Nesse ignominioso tempo, era comum a instauração de inquisitoriais processos contra qualquer educador que ousasse tentar… cumprir a lei. À semelhança de outros educadores, a Fabi desenvolvia um projeto perfeitamente enquadrado na Lei de Diretrizes e Bases da Educação Nacional. Porém, os burocratas das diretorias, secretarias e órgãos quejandos usavam uma lei do tempo da Ditadura, para destruir esse e outros projetos.
À luz das ciências da educação e da Lei de Bases de noventa e seis, o libelo acusatório era um chorrilho de disparates. Acusavam a Fabi de se ter manifestado de forma depreciativa em relação aos projetos e demandas da Secretaria de Estado da Educação” e de ter autorizado a realização do projeto “Tutoria em Ação”.
Pois a Fabi só poderia manifestar-se de forma crítica, “depreciativa”, em relação à inutilidade dos projetos e ao sem sentido das demandas da Secretaria de Educação”. A realização do projeto “Tutoria em Ação” não carecia de autorização de “superiores hierárquicos”, pois estava fundamentado na lei e nas ciências da educação, ciência ocultas para os burocratas das secretarias.
A “Tutoria em Ação” era uma práxis consistente. Se a Fabi, formalmente, “pedisse autorização”, para desenvolver o projeto, apresentando-o à consideração a suas excelências da Diretoria, estas não o entenderiam e, provavelmente, o rejeitariam. No tempo em que a Educação ainda estava nas mãos de gente autoritária, era arriscado exercer a profissão de professor com dignidade.

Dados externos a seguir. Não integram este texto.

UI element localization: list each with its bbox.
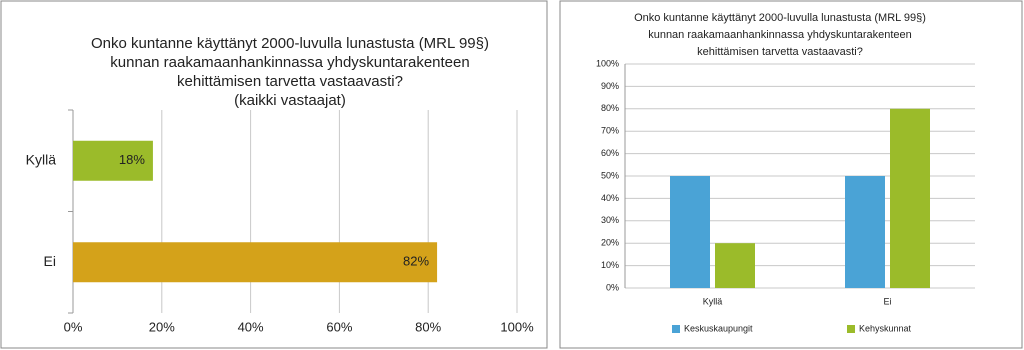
value-label: 82% — [403, 254, 429, 269]
bar — [890, 108, 930, 288]
value-label: 18% — [119, 152, 145, 167]
x-tick-label: 20% — [149, 319, 175, 334]
y-tick-label: Ei — [44, 253, 56, 269]
chart-title: kunnan raakamaanhankinnassa yhdyskuntara… — [648, 29, 912, 41]
bar — [73, 140, 153, 181]
y-tick-label: 10% — [601, 260, 619, 270]
y-tick-label: 60% — [601, 148, 619, 158]
x-tick-label: 100% — [500, 319, 534, 334]
bar — [845, 176, 885, 288]
x-tick-label: 40% — [238, 319, 264, 334]
bar — [670, 176, 710, 288]
y-tick-label: 0% — [606, 282, 619, 292]
y-tick-label: 30% — [601, 215, 619, 225]
y-tick-label: 90% — [601, 81, 619, 91]
x-tick-label: 60% — [326, 319, 352, 334]
chart-title: (kaikki vastaajat) — [234, 92, 346, 109]
x-tick-label: 0% — [64, 319, 83, 334]
x-tick-label: Kyllä — [703, 296, 723, 306]
legend-label: Kehyskunnat — [859, 323, 912, 333]
x-tick-label: Ei — [883, 296, 891, 306]
y-tick-label: 70% — [601, 126, 619, 136]
y-tick-label: 20% — [601, 238, 619, 248]
y-tick-label: 80% — [601, 103, 619, 113]
legend-swatch — [847, 325, 855, 333]
legend-label: Keskuskaupungit — [684, 323, 753, 333]
bar — [73, 242, 438, 283]
bar — [715, 243, 755, 288]
y-tick-label: Kyllä — [26, 151, 57, 167]
chart-title: kehittämisen tarvetta vastaavasti? — [177, 73, 403, 90]
chart-title: Onko kuntanne käyttänyt 2000-luvulla lun… — [91, 35, 489, 52]
chart-title: kehittämisen tarvetta vastaavasti? — [697, 46, 863, 58]
y-tick-label: 50% — [601, 170, 619, 180]
x-tick-label: 80% — [415, 319, 441, 334]
legend-swatch — [672, 325, 680, 333]
chart-title: Onko kuntanne käyttänyt 2000-luvulla lun… — [634, 12, 926, 24]
y-tick-label: 100% — [596, 58, 619, 68]
chart-title: kunnan raakamaanhankinnassa yhdyskuntara… — [110, 54, 469, 71]
right-panel — [559, 0, 1023, 349]
y-tick-label: 40% — [601, 193, 619, 203]
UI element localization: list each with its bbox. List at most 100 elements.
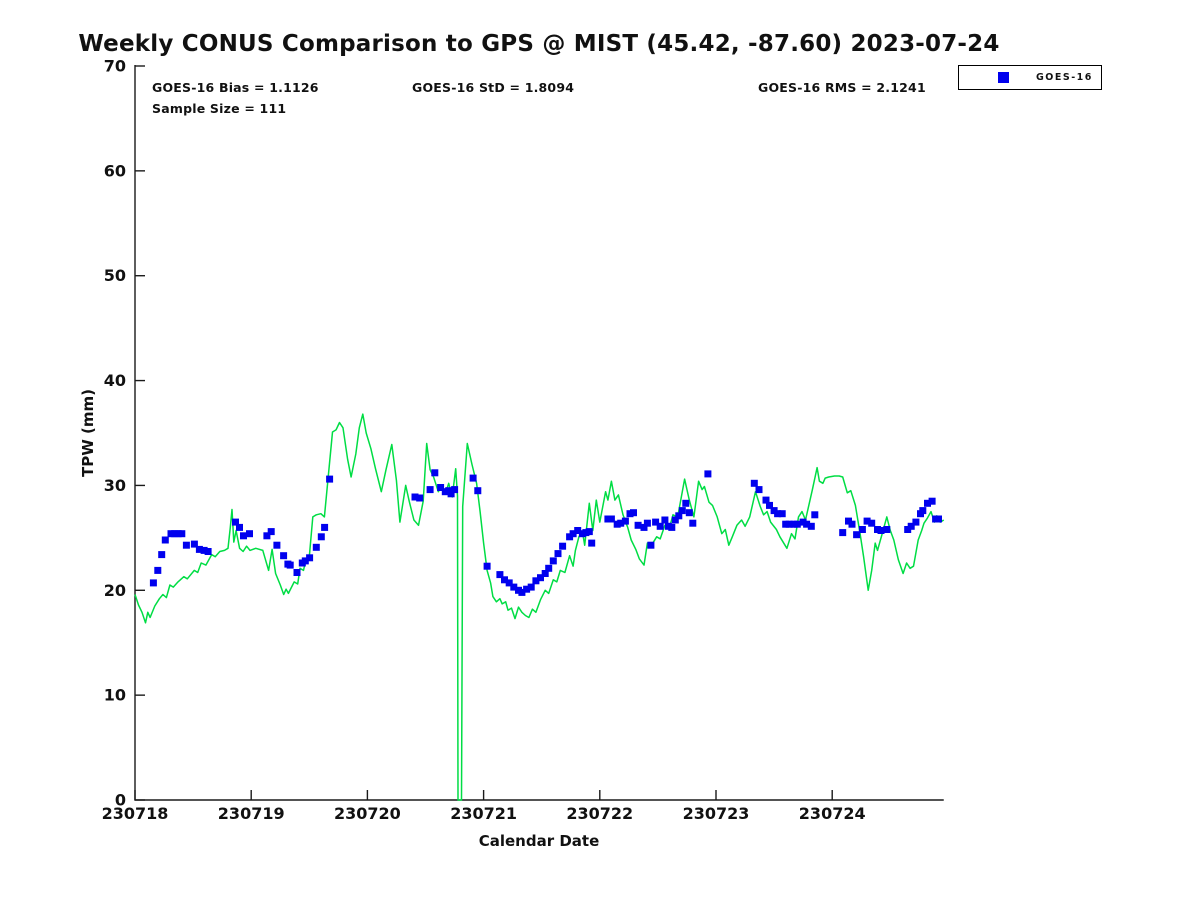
goes16-marker [232, 518, 239, 526]
goes16-marker [469, 474, 477, 482]
goes16-marker [236, 523, 243, 531]
goes16-marker [574, 527, 582, 534]
goes16-marker [263, 532, 271, 540]
goes16-marker [778, 510, 786, 518]
goes16-marker [630, 509, 637, 517]
goes16-marker [411, 493, 419, 501]
stat-bias: GOES-16 Bias = 1.1126 [152, 80, 319, 95]
goes16-marker [267, 528, 275, 536]
goes16-marker [167, 530, 175, 538]
goes16-marker [569, 530, 577, 538]
x-tick-label: 230721 [450, 804, 517, 823]
goes16-marker [682, 499, 690, 507]
goes16-marker [523, 585, 531, 593]
goes16-marker [585, 528, 593, 536]
goes16-marker [807, 522, 815, 530]
goes16-marker [306, 554, 314, 562]
x-axis-label: Calendar Date [478, 832, 600, 850]
goes16-marker [317, 533, 325, 541]
goes16-marker [312, 543, 320, 551]
y-tick-label: 70 [104, 57, 126, 76]
goes16-marker [549, 557, 557, 565]
goes16-marker [204, 548, 212, 555]
x-tick-label: 230718 [102, 804, 169, 823]
legend-box: GOES-16 [958, 65, 1102, 90]
stat-std: GOES-16 StD = 1.8094 [412, 80, 575, 95]
y-tick-label: 60 [104, 161, 126, 180]
goes16-marker [161, 536, 169, 544]
goes16-marker [883, 526, 891, 533]
goes16-marker [912, 518, 920, 526]
goes16-marker [554, 550, 562, 558]
goes16-marker [195, 545, 203, 553]
goes16-marker [190, 540, 198, 548]
goes16-marker [919, 507, 927, 515]
goes16-marker [793, 520, 801, 528]
x-tick-label: 230723 [683, 804, 750, 823]
goes16-marker [640, 523, 648, 531]
goes16-marker [273, 541, 281, 549]
gps-line [134, 413, 945, 801]
goes16-legend-label: GOES-16 [1036, 72, 1093, 83]
goes16-marker [647, 541, 655, 549]
goes16-marker [158, 551, 166, 559]
goes16-marker [437, 484, 445, 491]
goes16-marker [774, 510, 782, 518]
goes16-marker [545, 564, 553, 572]
goes16-marker [661, 516, 669, 524]
y-tick-label: 50 [104, 266, 126, 285]
goes16-marker [326, 475, 334, 483]
x-tick-label: 230722 [566, 804, 633, 823]
x-tick-label: 230719 [218, 804, 285, 823]
goes16-marker [863, 517, 871, 525]
goes16-marker [182, 541, 190, 549]
goes16-marker [426, 486, 434, 494]
goes16-marker [689, 519, 697, 527]
goes16-marker [621, 517, 629, 525]
goes16-marker [301, 557, 309, 565]
goes16-marker [483, 562, 491, 570]
stat-sample-size: Sample Size = 111 [152, 101, 287, 116]
y-tick-label: 10 [104, 686, 126, 705]
y-tick-label: 40 [104, 371, 126, 390]
goes16-marker [755, 486, 763, 494]
axis-lines [134, 65, 944, 801]
goes16-marker [447, 490, 455, 498]
goes16-marker [935, 515, 942, 523]
goes16-marker [877, 527, 885, 534]
goes16-marker [634, 521, 642, 529]
goes16-marker [617, 519, 625, 527]
goes16-marker [474, 487, 482, 495]
goes16-marker [588, 539, 596, 547]
goes16-marker [675, 512, 683, 520]
goes16-marker [668, 523, 676, 531]
y-tick-label: 30 [104, 476, 126, 495]
goes16-marker [750, 479, 758, 487]
goes16-marker [200, 546, 208, 554]
goes16-marker [518, 588, 526, 596]
goes16-marker [240, 532, 247, 540]
goes16-marker [541, 570, 549, 577]
goes16-marker [704, 470, 712, 478]
stat-rms: GOES-16 RMS = 2.1241 [758, 80, 926, 95]
goes16-marker [839, 529, 847, 537]
goes16-marker [496, 571, 504, 579]
goes16-marker [671, 516, 679, 524]
goes16-marker [848, 520, 856, 528]
goes16-marker [853, 531, 861, 539]
goes16-marker [174, 530, 182, 538]
goes16-marker [928, 497, 936, 505]
y-tick-label: 20 [104, 581, 126, 600]
goes16-marker [321, 523, 329, 531]
goes16-marker [451, 486, 459, 494]
goes16-marker [293, 569, 301, 576]
goes16-marker [643, 519, 651, 527]
goes16-marker [803, 520, 811, 528]
goes16-marker [501, 576, 508, 584]
goes16-marker [559, 542, 567, 550]
goes16-marker [868, 519, 876, 527]
goes16-marker [678, 507, 686, 515]
goes16-marker [762, 496, 770, 504]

Exercer liberdade de expressão consistia no direito de expressar opiniões, ideias, sem interferência ou censura governamental. Em democracias avançadas, o direito de se expressar fora alçado ao status de fundamental. A “Primeira Emenda da Constituição dos Estados Unidos declarava que não se faria nenhuma lei “restringindo a liberdade de expressão ou de imprensa”. Essa proteção abrangia uma ampla gama de formas de expressão, incluindo a fala, a imprensa, a liberdade acadêmica.
O libelo acusatório acrescentava um conjunto de alegações que qualquer advogado desprovido de conhecimento pedagógico e científico julgaria pertinentes. Mas, não passavam insinuações escritas num tempo verbal (o condicional presente), não se tratando, evidentemente, de acusações provadas, à luz da Lei de Diretrizes e Bases da Educação Nacional e da Constituição, que, no seu artigo 5º, incisos IV e IX, a Lei estabelecia:
“É livre a manifestação do pensamento, sendo vedado o anonimato; é livre a expressão da atividade intelectual, artística, científica e de comunicação, independentemente de censura ou licença.”
E eu perguntava:
Iríamos consentir que, em democracia, a Fabi fosse “DEMITIDA” (era essa demanda da Diretoria, em letras maiúsculas), com base numa lei do tempo da Ditadura?